Edited & Annotated by Barry Paris

[Publication slated by Alfred A. Knopf for 2012]

          In “Stella Adler: The Europeans” [Vol. I, Alfred A. Knopf 1999], the most enduring, influential acting teacher of the 20th century illuminated the plays and performance techniques of Ibsen, Strindberg and Chekhov.

          In “Stella Adler: The Americans” [Vol. II], her penetrating gaze and powerful voice are focused on the great plays and playwrights of her own country---nearly all of whom she knew, loved and worked with personally.

          Once again, Adler’s revelatory script and acting lectures of half a century have been distilled, edited and annotated by Barry Paris in accessible form for general readers, as well as actors and directors.

          In Vol. II, Adler turns her passionate attention first to Eugene O'Neill’s “Beyond the Horizon” (1920), then to a strikingly original examination of “Long Day's Journey into Night” (1956).  From O’Neill she moves to a delightful, fresh analysis of Thornton Wilder’s “The Skin of Our Teeth” (1942).

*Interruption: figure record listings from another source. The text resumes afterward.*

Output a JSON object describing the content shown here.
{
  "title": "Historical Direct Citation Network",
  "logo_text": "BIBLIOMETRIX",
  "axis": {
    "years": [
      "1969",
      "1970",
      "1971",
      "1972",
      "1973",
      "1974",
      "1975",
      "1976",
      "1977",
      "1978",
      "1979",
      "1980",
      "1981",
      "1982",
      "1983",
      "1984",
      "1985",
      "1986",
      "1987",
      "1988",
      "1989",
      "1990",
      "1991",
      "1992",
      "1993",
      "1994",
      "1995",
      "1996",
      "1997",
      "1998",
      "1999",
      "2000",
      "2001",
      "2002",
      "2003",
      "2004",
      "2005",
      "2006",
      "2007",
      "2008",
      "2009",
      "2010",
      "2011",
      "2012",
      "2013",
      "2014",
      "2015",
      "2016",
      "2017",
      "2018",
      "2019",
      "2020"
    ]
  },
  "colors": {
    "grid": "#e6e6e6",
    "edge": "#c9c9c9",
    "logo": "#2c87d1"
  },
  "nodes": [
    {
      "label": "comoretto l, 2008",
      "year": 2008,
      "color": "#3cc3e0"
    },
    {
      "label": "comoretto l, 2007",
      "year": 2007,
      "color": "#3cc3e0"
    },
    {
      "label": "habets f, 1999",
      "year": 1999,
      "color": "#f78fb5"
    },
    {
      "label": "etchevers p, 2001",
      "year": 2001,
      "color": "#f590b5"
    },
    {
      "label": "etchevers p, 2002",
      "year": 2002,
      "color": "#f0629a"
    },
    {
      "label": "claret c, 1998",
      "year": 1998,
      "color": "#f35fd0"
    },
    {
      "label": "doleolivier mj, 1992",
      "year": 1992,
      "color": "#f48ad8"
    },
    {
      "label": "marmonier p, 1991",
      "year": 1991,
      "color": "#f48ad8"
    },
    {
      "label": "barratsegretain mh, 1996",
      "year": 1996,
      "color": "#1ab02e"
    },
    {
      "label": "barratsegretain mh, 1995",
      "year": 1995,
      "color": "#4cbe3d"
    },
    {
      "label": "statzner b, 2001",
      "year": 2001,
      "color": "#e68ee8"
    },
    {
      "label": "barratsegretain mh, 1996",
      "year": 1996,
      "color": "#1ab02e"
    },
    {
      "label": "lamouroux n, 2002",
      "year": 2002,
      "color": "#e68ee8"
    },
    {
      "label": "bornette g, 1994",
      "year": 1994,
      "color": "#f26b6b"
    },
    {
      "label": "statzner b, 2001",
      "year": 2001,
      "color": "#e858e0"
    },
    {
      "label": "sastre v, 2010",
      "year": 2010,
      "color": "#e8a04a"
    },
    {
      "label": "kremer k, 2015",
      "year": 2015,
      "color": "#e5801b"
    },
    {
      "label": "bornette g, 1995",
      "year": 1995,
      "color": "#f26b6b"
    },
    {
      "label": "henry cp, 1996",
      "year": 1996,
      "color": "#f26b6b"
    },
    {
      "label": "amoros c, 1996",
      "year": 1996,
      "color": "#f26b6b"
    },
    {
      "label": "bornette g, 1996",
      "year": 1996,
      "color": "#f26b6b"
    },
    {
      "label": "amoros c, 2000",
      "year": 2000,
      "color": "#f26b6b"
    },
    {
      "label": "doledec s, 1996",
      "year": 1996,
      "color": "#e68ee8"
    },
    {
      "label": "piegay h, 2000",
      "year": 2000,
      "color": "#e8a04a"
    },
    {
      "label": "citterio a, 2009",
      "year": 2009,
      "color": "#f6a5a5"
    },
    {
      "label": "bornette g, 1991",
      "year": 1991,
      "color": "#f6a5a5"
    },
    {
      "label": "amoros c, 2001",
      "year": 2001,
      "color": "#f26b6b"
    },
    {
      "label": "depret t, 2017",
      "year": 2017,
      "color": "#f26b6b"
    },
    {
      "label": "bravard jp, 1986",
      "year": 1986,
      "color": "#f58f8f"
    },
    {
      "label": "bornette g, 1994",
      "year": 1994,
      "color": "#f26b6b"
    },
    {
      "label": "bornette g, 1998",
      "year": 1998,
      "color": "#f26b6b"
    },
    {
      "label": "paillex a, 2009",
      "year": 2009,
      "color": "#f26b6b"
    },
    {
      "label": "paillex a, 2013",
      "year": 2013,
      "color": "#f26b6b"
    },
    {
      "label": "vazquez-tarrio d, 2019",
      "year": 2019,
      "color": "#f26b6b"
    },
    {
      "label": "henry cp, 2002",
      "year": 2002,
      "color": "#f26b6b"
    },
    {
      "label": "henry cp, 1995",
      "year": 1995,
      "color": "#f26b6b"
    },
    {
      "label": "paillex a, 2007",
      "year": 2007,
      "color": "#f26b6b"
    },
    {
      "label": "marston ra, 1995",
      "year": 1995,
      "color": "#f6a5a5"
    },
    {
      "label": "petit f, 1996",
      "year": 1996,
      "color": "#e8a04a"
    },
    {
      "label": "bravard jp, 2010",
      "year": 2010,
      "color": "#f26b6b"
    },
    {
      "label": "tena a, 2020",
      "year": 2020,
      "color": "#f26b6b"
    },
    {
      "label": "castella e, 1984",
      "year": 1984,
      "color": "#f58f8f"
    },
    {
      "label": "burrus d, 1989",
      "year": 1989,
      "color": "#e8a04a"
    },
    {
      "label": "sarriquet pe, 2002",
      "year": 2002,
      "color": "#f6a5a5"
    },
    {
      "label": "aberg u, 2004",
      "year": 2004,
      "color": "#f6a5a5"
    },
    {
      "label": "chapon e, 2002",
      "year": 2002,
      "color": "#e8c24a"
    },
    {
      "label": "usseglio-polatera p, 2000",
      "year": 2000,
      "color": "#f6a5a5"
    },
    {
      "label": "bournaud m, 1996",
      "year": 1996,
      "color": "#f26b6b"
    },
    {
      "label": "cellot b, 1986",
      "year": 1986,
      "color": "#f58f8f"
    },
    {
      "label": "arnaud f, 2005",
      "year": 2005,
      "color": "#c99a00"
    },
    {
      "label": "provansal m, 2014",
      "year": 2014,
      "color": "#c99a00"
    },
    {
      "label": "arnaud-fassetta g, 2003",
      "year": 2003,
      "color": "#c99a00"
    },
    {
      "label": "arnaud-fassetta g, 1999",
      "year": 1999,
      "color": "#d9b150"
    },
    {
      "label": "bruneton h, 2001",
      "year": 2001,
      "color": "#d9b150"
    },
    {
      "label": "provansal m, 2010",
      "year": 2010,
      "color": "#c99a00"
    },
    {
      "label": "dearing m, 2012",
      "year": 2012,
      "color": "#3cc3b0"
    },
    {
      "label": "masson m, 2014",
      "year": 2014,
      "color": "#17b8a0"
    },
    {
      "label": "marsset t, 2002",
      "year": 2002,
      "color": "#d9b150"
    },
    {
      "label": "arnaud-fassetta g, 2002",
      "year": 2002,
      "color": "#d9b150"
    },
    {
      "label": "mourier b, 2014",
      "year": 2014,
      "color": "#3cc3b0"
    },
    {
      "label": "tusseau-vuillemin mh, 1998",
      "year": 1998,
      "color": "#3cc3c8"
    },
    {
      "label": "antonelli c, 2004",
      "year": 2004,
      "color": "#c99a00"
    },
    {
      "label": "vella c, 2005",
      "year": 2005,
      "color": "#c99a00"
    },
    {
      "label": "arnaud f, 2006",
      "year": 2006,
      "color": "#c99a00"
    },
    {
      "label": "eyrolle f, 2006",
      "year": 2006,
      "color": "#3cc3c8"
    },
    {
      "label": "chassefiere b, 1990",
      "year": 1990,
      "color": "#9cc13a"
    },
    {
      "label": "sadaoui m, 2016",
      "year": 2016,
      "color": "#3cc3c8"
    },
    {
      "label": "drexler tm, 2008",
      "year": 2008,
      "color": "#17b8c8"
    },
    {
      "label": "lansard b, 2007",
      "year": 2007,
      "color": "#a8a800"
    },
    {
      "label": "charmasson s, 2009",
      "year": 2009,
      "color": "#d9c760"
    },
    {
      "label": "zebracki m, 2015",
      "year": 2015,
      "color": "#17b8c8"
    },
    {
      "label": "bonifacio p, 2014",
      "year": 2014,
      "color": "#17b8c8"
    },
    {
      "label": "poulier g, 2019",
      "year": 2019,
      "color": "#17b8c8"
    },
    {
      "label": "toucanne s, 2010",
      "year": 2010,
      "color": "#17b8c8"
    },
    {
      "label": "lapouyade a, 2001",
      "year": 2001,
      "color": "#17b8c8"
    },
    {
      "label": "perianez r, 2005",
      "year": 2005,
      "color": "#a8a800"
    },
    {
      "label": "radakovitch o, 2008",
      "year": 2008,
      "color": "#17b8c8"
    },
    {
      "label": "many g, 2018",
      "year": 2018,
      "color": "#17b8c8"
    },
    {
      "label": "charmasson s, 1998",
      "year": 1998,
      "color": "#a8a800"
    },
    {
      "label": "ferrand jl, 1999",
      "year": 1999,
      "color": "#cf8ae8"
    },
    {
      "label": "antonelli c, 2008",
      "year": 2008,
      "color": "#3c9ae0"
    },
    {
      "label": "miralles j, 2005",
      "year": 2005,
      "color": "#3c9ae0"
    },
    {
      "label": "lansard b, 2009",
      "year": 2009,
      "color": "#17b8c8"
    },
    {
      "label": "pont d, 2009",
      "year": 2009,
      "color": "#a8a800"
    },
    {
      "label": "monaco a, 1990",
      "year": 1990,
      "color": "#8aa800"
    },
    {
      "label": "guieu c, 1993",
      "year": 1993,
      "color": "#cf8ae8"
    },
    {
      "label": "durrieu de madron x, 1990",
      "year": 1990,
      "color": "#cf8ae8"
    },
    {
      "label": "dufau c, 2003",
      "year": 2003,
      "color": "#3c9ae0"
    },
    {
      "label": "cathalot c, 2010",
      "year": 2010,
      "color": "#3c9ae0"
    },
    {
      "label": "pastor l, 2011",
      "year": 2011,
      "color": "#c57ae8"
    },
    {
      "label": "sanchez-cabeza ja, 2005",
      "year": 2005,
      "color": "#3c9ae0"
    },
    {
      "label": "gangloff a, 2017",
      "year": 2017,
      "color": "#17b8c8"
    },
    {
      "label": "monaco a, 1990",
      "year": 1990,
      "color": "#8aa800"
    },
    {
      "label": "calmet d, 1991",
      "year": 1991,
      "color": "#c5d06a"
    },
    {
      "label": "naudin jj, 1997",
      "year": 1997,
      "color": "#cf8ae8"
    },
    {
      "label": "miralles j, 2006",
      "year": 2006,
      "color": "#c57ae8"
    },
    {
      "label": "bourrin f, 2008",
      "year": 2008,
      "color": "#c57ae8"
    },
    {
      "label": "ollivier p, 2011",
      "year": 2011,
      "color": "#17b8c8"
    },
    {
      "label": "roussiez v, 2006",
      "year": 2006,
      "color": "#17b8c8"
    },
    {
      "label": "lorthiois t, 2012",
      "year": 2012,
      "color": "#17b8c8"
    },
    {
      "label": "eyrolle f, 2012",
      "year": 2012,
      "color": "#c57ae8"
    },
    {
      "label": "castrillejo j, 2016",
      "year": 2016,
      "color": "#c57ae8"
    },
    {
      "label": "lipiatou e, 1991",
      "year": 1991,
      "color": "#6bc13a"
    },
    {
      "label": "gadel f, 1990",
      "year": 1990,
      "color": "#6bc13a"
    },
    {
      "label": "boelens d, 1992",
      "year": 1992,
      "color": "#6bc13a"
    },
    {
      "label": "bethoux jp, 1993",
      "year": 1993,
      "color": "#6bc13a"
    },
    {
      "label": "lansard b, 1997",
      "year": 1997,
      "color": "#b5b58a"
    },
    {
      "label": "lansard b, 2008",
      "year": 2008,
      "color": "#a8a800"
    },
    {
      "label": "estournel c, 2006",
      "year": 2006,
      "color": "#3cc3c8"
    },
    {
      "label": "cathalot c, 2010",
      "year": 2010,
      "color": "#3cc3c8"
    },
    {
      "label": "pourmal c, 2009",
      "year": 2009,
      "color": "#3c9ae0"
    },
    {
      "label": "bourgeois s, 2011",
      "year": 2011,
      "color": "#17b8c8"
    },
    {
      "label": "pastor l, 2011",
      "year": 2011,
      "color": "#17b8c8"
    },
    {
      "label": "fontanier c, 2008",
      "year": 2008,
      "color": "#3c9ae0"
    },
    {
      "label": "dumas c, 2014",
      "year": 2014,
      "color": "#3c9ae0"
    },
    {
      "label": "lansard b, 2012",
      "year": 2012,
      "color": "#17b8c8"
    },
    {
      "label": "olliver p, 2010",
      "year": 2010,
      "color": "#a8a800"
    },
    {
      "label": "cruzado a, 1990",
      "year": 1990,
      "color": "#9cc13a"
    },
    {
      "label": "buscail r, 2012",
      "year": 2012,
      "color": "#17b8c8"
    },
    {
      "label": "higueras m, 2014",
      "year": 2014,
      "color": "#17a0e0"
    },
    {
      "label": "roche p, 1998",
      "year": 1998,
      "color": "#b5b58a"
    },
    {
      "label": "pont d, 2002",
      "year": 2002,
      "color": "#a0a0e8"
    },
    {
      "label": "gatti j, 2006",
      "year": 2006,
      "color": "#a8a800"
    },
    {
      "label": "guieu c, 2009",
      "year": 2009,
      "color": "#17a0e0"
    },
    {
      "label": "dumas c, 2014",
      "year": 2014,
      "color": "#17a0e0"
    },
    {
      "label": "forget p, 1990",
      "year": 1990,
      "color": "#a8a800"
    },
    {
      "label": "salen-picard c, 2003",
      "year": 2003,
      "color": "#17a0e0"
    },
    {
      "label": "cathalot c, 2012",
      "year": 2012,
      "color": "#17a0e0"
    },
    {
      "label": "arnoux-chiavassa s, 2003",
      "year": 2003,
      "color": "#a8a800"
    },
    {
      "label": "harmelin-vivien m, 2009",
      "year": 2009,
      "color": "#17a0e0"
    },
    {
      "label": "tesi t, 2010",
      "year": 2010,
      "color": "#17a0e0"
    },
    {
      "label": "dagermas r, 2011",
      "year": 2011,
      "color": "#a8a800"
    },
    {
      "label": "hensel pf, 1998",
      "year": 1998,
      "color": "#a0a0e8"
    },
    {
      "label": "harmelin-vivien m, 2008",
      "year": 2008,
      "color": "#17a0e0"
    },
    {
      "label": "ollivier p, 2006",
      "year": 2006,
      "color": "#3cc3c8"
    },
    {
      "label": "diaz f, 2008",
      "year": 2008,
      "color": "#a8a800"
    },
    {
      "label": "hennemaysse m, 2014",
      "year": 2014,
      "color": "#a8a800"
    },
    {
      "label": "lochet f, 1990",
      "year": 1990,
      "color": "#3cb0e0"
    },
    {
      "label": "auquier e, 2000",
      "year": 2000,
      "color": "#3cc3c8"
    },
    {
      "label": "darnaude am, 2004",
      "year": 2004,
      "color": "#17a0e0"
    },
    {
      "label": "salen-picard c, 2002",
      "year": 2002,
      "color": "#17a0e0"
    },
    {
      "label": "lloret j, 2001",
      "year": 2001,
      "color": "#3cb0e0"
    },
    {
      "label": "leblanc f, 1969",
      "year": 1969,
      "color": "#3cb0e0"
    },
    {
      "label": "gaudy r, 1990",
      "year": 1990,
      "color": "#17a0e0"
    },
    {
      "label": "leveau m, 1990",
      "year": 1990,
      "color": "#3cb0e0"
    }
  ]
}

          Most vivid, detailed and intimate are her reflections on Clifford Odets, a fellow founding member with Adler and her husband Harold Clurman of the legendary Group Theater, which premiered Odets’ groundbreaking Depression-era plays “Waiting for Lefty” (1935), “Golden Boy” (1937) and “Country Girl” (1950).

          Adler’s resurrection of William Saroyan’s forgotten one-act “Hello Out There” (1941) comes complete with backstage anecdotes, including the time Saroyan showed up stark naked at Stella’s dressing-room door.

          But perhaps the most compelling component of “Stella Vol. II” is her unique insight into Tennessee Williams, with in-depth character elucidations of his breakout play, “The Glass Menagerie” (1945), and of his greatest one, “A Streetcar Named Desire" (1947).  A surprise highlight of this section is her scrutiny of an obscure nugget called “The Lady of Larkspur Lotion” (1941)---for all practical purposes, a “new” Tennessee Williams play to serious and casual theatergoers alike.

          Adler’s potent appraisal of William Inge’s “Come Back, Little Sheba” (1950) is followed by an emotional dissection of Arthur Miller’s “Death of a Salesman” (1949) and a brutal political take on his controversial Marilyn Monroe play-à-clef, “After the Fall” (1964).

          Vol. II concludes with Adler’s social and psychological exploration of Edward Albee’s avant-garde “Zoo Story” and “The Death of Bessie Smith” (1959).

          Throughout, the heavy subjects are leavened by this ultimate insider’s droll embellishments and juxtapositions, e.g.: “Thornton Wilder was the most educated man that ever lived but also the biggest clown. I never saw a man make such a fool of himself---jokes and laughter and imitations. It was so much fun to be with him.  Whereas, Arthur Miller came once to a party I was giving, and it was like death walking in---he was so serious. I said to somebody, `For God's sakes, ask him to leave!’”

          Truthful, timeless and always riveting, Adler’s words inspired the likes of Brando, DeNiro, Streep and Pacino. The electric lectures captured here---like her beauty, theatricality and imperious authority---still burn with an uncompromising fire, continuing to stimulate and challenge everyone who loves theater.

*  *  *

          With a prefatory introduction by Barry Paris, a transcript of Adler’s last interview with him, and stunning hitherto unpublished photographs from her private collection of play-scene stills, character shots and studio portraits.